鍵となる行動は何か?を考える

「鍵となる行動」を「キービヘイビア」という言い方をしたりします。ガソリンスタンドの車のオイル交換のサービスを例に、キービヘイビアについて解説したいと思います。

今まさにガソリンの値段が上昇していますが、ガソリンスタンドでは、ガソリンを売ってもあまり利益が取れないようで、出来れば、オイル交換や洗車など、付加サービスを利用してもらいたい。じゃあ、オイル交換をしてもらう為に、どのようなアプローチをかけるべきなのか?

給油に来たお客さんに、「オイル交換いかがですか?」と聞いても、「いや、いいです。」「結構です」と断られる事が大半です。そうであろうとなかろうと、自分から望まない提案に対して、人間は防衛本能が働くものです。

ここで、キービヘイビアの考え方が登場します。

オイル交換をする為にはボンネットを開けなければなりません。ここでは、「ボンネットを開ける」というのがキービヘイビアになります。

「どう声をかければ、抵抗なくボンネットを開けさせてもらうか?」

こう考えるのです。こう考えると、「オイル交換いかがですか?」ではなく、「只今、エンジンオイルの状態を無料で点検させて頂いています。もしよろしければ、チェックさせていただきますが、いかがでしょうか?」といったアプローチが出てくる訳です。

この実例が紹介されてから、多くのガソリンスタンドがこのアイデアを実践しています。

インプラント治療におけるキービヘイビアとは何か?

では、インプラント治療におけるキービヘイビアとは何でしょうか?

まず考えられるのは、既存の患者さんへのアプローチ。すでに治療を行っていて、足を運んでくれている患者さんには、先程のガソリンスタンドようなアプローチが応用出来ると思います。

広告をあまり仕掛けずに、インプラントの本数を伸ばしている先生は、既存の患者さんの中でインプラントで悩みが解決するであろうという方に、うまくインプラントの提案をされていらっしゃいます。

むしろ、インプラントの本数を増やすために最初に取り組むべき事は、既存の患者さんに、インプラント治療を知ってもらう事だったり、興味を持ってもらうことかもしれません。

すでに面識がある方ですから話もしやすいでしょう。。。しかし、おもむろに「インプラントやりませんか?」は、やっちゃダメ!それは、「オイル交換しませんか?」と一緒のことです。「売り込まれている」という感情が先に来ます。

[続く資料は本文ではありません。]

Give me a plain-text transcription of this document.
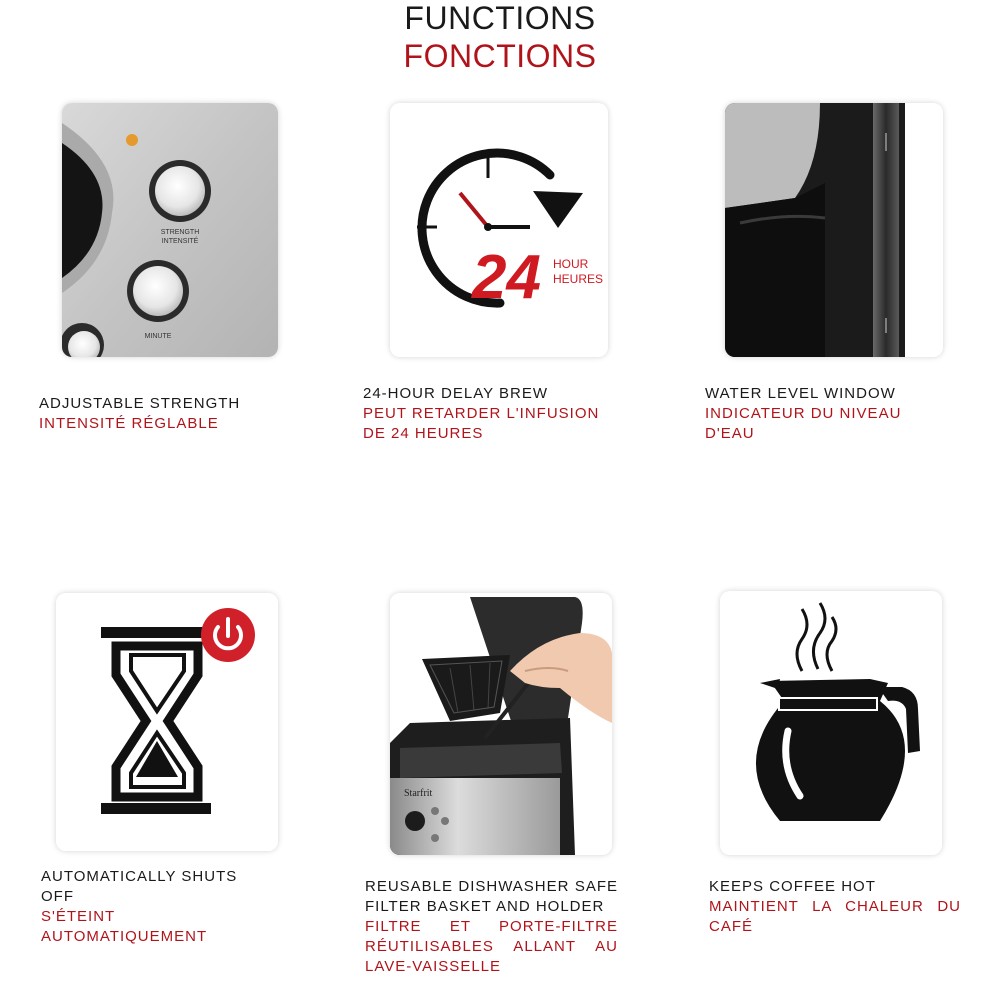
FUNCTIONS
FONCTIONS
STRENGTH
INTENSITÉ
MINUTE
24 HOUR
HEURES
Starfrit
ADJUSTABLE STRENGTH
INTENSITÉ RÉGLABLE
24-HOUR DELAY BREW
PEUT RETARDER L'INFUSION DE 24 HEURES
WATER LEVEL WINDOW
INDICATEUR DU NIVEAU D'EAU
AUTOMATICALLY SHUTS OFF
S'ÉTEINT AUTOMATIQUEMENT
REUSABLE DISHWASHER SAFE FILTER BASKET AND HOLDER
FILTRE ET PORTE-FILTRE RÉUTILISABLES ALLANT AU LAVE-VAISSELLE
KEEPS COFFEE HOT
MAINTIENT LA CHALEUR DU CAFÉ
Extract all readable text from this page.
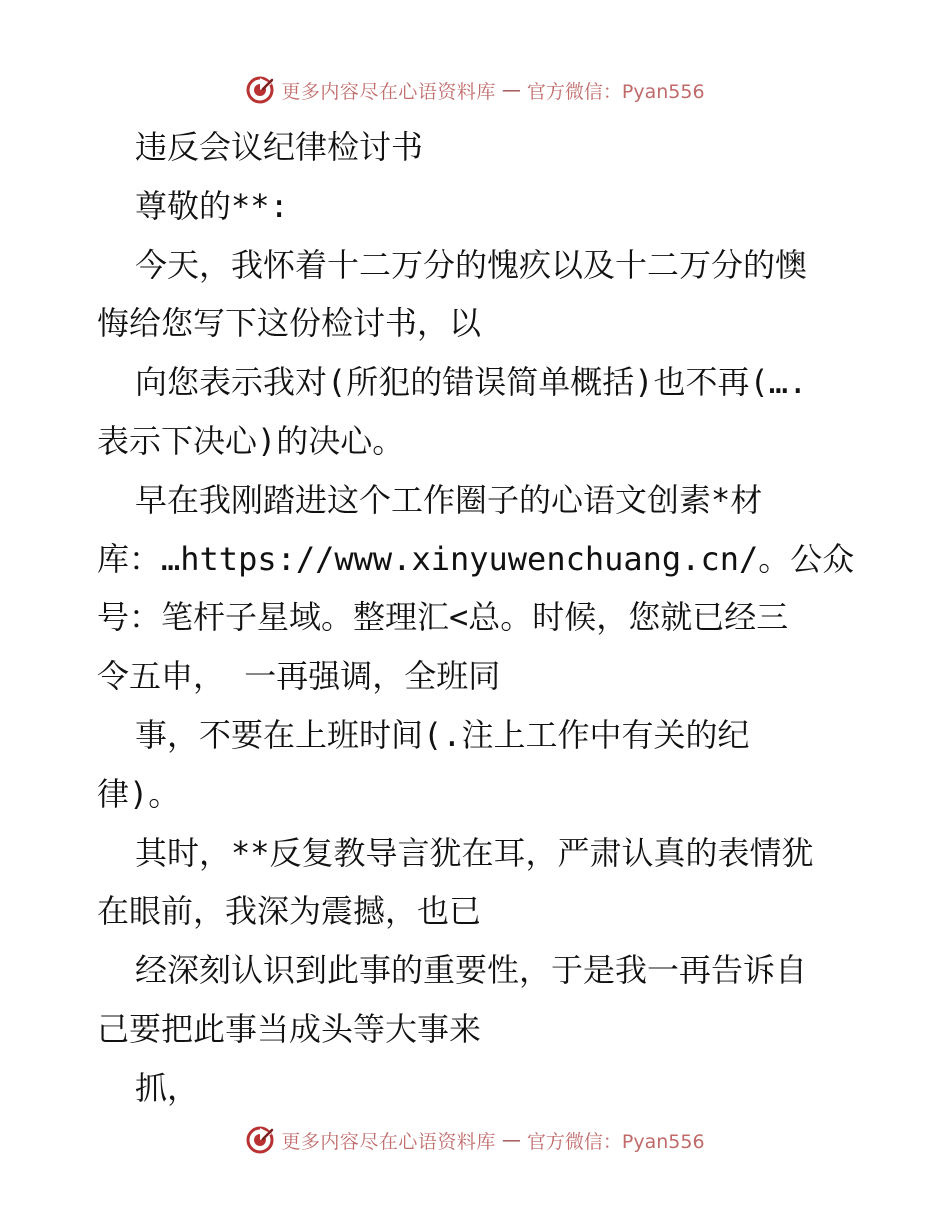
更多内容尽在心语资料库 — 官方微信：Pyan556
违反会议纪律检讨书
尊敬的**:
今天，我怀着十二万分的愧疚以及十二万分的懊
悔给您写下这份检讨书，以
向您表示我对(所犯的错误简单概括)也不再(….
表示下决心)的决心。
早在我刚踏进这个工作圈子的心语文创素*材
库：…https://www.xinyuwenchuang.cn/。公众
号：笔杆子星域。整理汇<总。时候，您就已经三
令五申， 一再强调，全班同
事，不要在上班时间(.注上工作中有关的纪
律)。
其时，**反复教导言犹在耳，严肃认真的表情犹
在眼前，我深为震撼，也已
经深刻认识到此事的重要性，于是我一再告诉自
己要把此事当成头等大事来
抓，
更多内容尽在心语资料库 — 官方微信：Pyan556
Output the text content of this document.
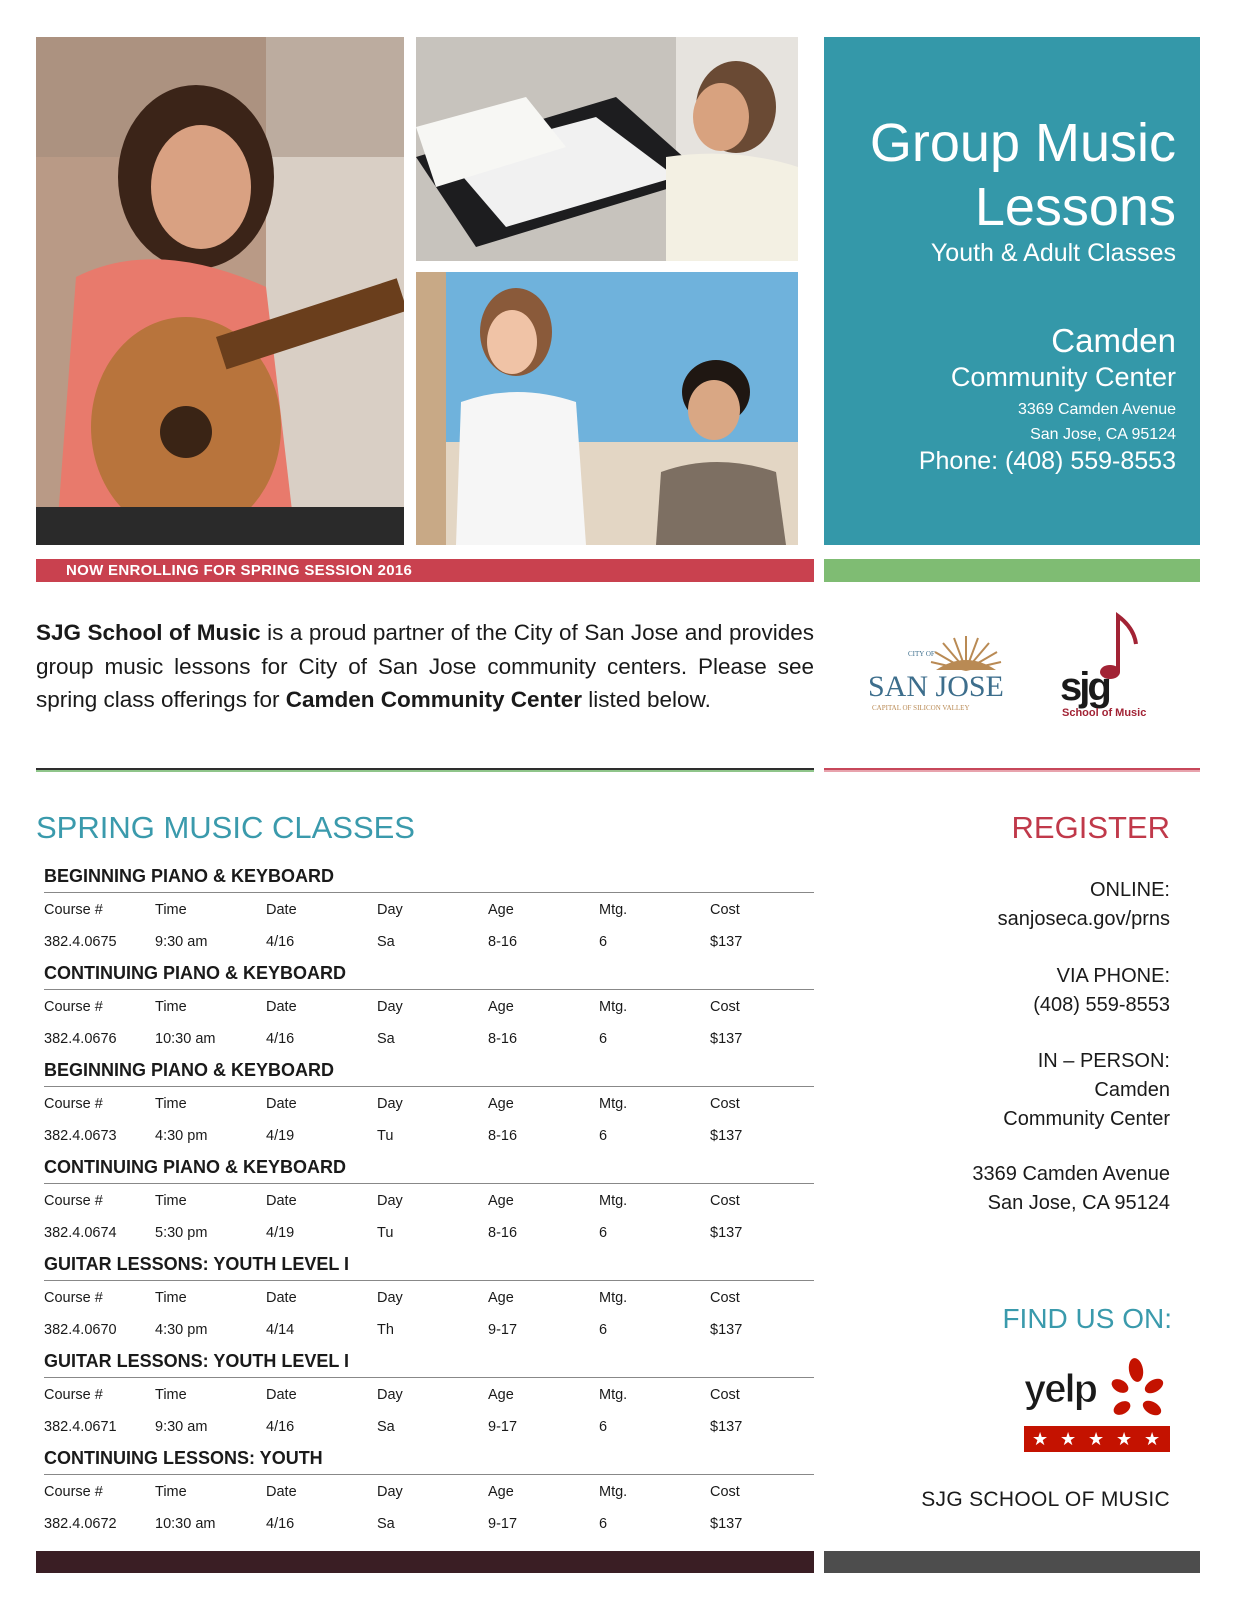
Group Music
Lessons
Youth & Adult Classes
Camden
Community Center
3369 Camden Avenue
San Jose, CA 95124
Phone: (408) 559-8553
NOW ENROLLING FOR SPRING SESSION 2016
SJG School of Music is a proud partner of the City of San Jose and provides group music lessons for City of San Jose community centers. Please see spring class offerings for Camden Community Center listed below.
CITY OF
SAN JOSE
CAPITAL OF SILICON VALLEY sjg
School of Music
SPRING MUSIC CLASSES
BEGINNING PIANO & KEYBOARD
Course #	Time	Date	Day	Age	Mtg.	Cost
382.4.0675	9:30 am	4/16	Sa	8-16	6	$137
CONTINUING PIANO & KEYBOARD
Course #	Time	Date	Day	Age	Mtg.	Cost
382.4.0676	10:30 am	4/16	Sa	8-16	6	$137
BEGINNING PIANO & KEYBOARD
Course #	Time	Date	Day	Age	Mtg.	Cost
382.4.0673	4:30 pm	4/19	Tu	8-16	6	$137
CONTINUING PIANO & KEYBOARD
Course #	Time	Date	Day	Age	Mtg.	Cost
382.4.0674	5:30 pm	4/19	Tu	8-16	6	$137
GUITAR LESSONS: YOUTH LEVEL I
Course #	Time	Date	Day	Age	Mtg.	Cost
382.4.0670	4:30 pm	4/14	Th	9-17	6	$137
GUITAR LESSONS: YOUTH LEVEL I
Course #	Time	Date	Day	Age	Mtg.	Cost
382.4.0671	9:30 am	4/16	Sa	9-17	6	$137
CONTINUING LESSONS: YOUTH
Course #	Time	Date	Day	Age	Mtg.	Cost
382.4.0672	10:30 am	4/16	Sa	9-17	6	$137
REGISTER
ONLINE:
sanjoseca.gov/prns
VIA PHONE:
(408) 559-8553
IN – PERSON:
Camden
Community Center
3369 Camden Avenue
San Jose, CA 95124
FIND US ON:
yelp
★ ★ ★ ★ ★
SJG SCHOOL OF MUSIC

オイル交換の例だと、「ボンネットを開ける」という明確な動作がありましたがインプラントで考えてみると。。。

「口を開けてもらう?」「CTを撮る?」。

違います。福岡が考えるキービヘイビアは「悩みを聞く」です。

患者さんの口から語ってもらう

「お口の中の事で、何か不満に思っている事やストレスに感じている事はありませんか?」

こう、患者さんに聴いてみましょう。

治療に来て下さっているということは、患者さんはすでに、何かしら「痛み」を感じているわけですが、肉体的な部分ではなく、感情的な深い部分の悩みや痛みを語ってもらうことが目的です。

「〇〇で悩んでいる」
「〇〇な時にストレスを感じる」

その悩みが、インプラント治療で解決出来るものであれば、「こういう治療法が選択肢の一つとしてある」ということを提示するのは患者さんの為でもあります。

「悩みを聞く」

これは、意外と重要なスキルだったりします。

「インプラント」という治療法を知ってもらう

当たり前に使っている「インプラント」というキーワードですが、実際の認識率は、思っているより低い可能性が高いです。

そう考えると、 「インプラント」という治療法を知ってもらう事が先かもしれません。

知ってもらう為に、どんなアプローチが出来るでしょうか?

例えば小冊子。

小冊子を作っていらっしゃる方も多いかもしれませんが、院内の棚に置いて「ご自由にお取りください」なんてやっていませんか?

それはそれでOKなのですが、もっと突っ込んで、

「実は先日、小冊子を作ったんです。もしかしたら〇〇さんにとっても
参考になるかもしれないので、是非読んでみてもらえませんか?」

と、院長自ら手渡してみてはどうでしょう?

「ご自由にお取りください」で持って帰った方より、直接手渡した方のほうが、しっかり読んでもらえると思います。

また、院内新聞なんかを作って、定期的に送付するのも手です。

記事の内容として、「こんなことで悩んでいる方にインプラント治療を進めて、喜んでもらった」というような事を書きます。

治療に対する認知度を上げていく事が目的ですが、これは、患者さんの流出防止にも役立つと思います。

実際、定期的にニュースレターを配布している医院がどれだけあるでしょうか?毎月じゃ無くてもいいです。春夏秋冬の4回十分です。もしかしたら、一番費用対効果の高い販促費かもしれません。